Monday, March 23, 2009

Guardian Angel

Fact: The Bible speaks of angels. Angels are described in the Hebrew and Christian Bibles. Christian Protestants aren't too big on angels though because we don't believe humans need intermediaries between God and individuals; Protestants believe that we are able to have a direct relationship with God without having to pray to saints, angels and the like. While there is a theological reason for shying away from angels if you're a traditional Protestant, I think there's more to it. I think we also shy away from "angel stuff" because it's come to be just too associated with New Age (a term that is usually said with disdain by "proper" Christians).

Nonetheless, there is something appealing to me about angels.

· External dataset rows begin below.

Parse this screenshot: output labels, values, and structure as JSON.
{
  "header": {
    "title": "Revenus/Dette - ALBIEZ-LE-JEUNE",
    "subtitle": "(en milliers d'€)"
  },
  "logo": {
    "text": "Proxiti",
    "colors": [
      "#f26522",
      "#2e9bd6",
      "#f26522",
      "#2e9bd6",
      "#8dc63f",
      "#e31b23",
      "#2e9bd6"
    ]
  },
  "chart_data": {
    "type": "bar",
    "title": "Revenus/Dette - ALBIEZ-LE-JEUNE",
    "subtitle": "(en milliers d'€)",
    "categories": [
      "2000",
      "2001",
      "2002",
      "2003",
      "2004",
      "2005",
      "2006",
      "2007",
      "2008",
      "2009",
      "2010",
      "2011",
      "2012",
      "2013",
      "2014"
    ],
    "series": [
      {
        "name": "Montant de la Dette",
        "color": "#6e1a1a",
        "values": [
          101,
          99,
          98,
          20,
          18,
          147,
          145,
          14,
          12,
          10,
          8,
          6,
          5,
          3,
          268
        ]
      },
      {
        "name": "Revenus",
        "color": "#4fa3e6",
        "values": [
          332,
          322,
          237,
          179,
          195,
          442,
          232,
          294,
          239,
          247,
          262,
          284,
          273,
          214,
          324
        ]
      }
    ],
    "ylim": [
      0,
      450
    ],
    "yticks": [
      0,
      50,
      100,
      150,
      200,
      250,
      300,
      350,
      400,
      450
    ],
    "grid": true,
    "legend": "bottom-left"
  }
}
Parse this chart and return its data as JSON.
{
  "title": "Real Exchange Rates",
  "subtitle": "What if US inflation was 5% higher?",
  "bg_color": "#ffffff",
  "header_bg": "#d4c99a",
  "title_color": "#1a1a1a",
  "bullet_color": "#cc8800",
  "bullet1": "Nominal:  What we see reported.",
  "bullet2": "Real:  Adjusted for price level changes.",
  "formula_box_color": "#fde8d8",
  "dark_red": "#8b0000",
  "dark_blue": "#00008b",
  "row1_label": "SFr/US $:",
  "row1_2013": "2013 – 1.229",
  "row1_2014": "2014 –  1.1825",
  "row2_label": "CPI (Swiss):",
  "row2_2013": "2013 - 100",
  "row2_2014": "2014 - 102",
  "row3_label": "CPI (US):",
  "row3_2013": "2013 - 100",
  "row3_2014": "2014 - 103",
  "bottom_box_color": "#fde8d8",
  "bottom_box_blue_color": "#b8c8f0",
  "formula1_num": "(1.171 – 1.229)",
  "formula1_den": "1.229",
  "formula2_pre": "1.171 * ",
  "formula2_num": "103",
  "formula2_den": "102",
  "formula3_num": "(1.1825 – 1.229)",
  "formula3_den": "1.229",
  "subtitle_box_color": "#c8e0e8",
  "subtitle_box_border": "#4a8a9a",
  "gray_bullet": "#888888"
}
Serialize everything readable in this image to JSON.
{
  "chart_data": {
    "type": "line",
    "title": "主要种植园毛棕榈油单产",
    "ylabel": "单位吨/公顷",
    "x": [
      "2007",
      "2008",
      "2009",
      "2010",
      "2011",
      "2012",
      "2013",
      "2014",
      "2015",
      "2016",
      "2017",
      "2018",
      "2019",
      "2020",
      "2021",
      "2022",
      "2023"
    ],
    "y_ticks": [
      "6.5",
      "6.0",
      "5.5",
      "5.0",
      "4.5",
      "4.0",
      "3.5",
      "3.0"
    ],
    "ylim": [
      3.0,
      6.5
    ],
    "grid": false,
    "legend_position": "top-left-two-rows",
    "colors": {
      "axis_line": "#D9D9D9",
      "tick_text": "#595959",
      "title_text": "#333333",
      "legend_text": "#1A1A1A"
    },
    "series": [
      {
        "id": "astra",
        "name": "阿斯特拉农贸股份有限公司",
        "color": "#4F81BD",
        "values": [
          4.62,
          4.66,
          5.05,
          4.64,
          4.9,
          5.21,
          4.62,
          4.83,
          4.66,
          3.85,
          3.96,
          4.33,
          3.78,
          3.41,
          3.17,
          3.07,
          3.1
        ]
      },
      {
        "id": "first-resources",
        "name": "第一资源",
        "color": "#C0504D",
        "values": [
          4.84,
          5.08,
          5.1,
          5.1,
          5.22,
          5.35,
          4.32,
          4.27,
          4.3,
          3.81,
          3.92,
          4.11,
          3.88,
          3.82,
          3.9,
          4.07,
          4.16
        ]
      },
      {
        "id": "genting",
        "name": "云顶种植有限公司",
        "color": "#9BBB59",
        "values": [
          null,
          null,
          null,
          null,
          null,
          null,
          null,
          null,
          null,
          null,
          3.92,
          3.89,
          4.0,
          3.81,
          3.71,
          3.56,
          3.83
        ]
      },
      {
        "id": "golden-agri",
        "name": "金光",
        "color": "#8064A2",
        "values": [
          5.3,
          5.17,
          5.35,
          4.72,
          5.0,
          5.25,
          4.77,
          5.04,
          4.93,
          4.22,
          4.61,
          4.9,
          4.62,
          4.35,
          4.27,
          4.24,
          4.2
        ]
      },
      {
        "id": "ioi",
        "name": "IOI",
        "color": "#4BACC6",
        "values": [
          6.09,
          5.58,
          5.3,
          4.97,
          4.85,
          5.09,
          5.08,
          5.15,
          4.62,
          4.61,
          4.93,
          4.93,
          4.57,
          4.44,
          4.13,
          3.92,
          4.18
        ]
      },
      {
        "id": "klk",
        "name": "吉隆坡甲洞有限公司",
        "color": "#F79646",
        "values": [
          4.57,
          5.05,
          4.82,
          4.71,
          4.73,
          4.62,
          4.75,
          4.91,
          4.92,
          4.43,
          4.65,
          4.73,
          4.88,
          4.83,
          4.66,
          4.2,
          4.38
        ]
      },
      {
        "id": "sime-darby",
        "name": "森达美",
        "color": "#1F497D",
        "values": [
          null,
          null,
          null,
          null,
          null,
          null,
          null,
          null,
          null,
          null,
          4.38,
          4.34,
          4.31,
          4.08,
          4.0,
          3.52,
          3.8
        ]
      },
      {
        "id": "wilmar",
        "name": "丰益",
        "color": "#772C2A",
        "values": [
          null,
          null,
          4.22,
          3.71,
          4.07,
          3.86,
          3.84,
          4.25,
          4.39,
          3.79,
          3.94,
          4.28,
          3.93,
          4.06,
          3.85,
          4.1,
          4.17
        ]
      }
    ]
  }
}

Part of me likes the idea of having a guardian angel. Certainly, it is comforting to believe that each person has a guardian angel (particularly if that person is a suffering child). But isn't it enough to yearn for God? To desire that God is comforting us, protecting us? There's the image of two sets of footprints becoming one set . . . with the accompanying text, "it was then that I carried you" says God.

Still the appeal of angels remains for me. Very unProtestant of me, I know. As with many of my attachments and desires, I am choosing to believe that this one is the case of the right instinct but the wrong form. (Wha--??) I mean: the desire or pull I feel toward angels is a spiritual instinct that is right on track, but I've misinterpreted it. I have always focused on wanting to have a guardian angel, wanting to feel its presence in my life as though that would be the only way I could feel God's nearness. Now, I have to consider that perhaps my angel longing instinct isn't about having a guardian angel, but about being a guardian angel. Now my desire is no longer purely selfish, but agentic, empowering, (dare I use the word?): "vivifying."

Instead of cowering under the wing of an angel, I prefer the stronger, more faith-filled image of being the angel to all the people God has sent into my day. I can quietly rest in a secret assurance that I know . . .and that I can communicate without words that I know that there is nothing to fear because ultimately there is only One Power, One Life, One Love.

As if bursting my own idealistic bubble, I have to admit that this new image would likely quickly fizzle in the face of real crisis, but frankly that just doesn't matter. I can "be" an angel and have plenty to do in the little mundane interactions of my life right now. I accept that I am merely practicing being an angel. I can only hope that when I need to rise to the occasion of a "real" crisis, that either I will meet the challenge or that I will be forgiven for all too humanly failing. After all, I'm not a perfect saint; as an angel, I don't have to "succeed," I just have to keep trying.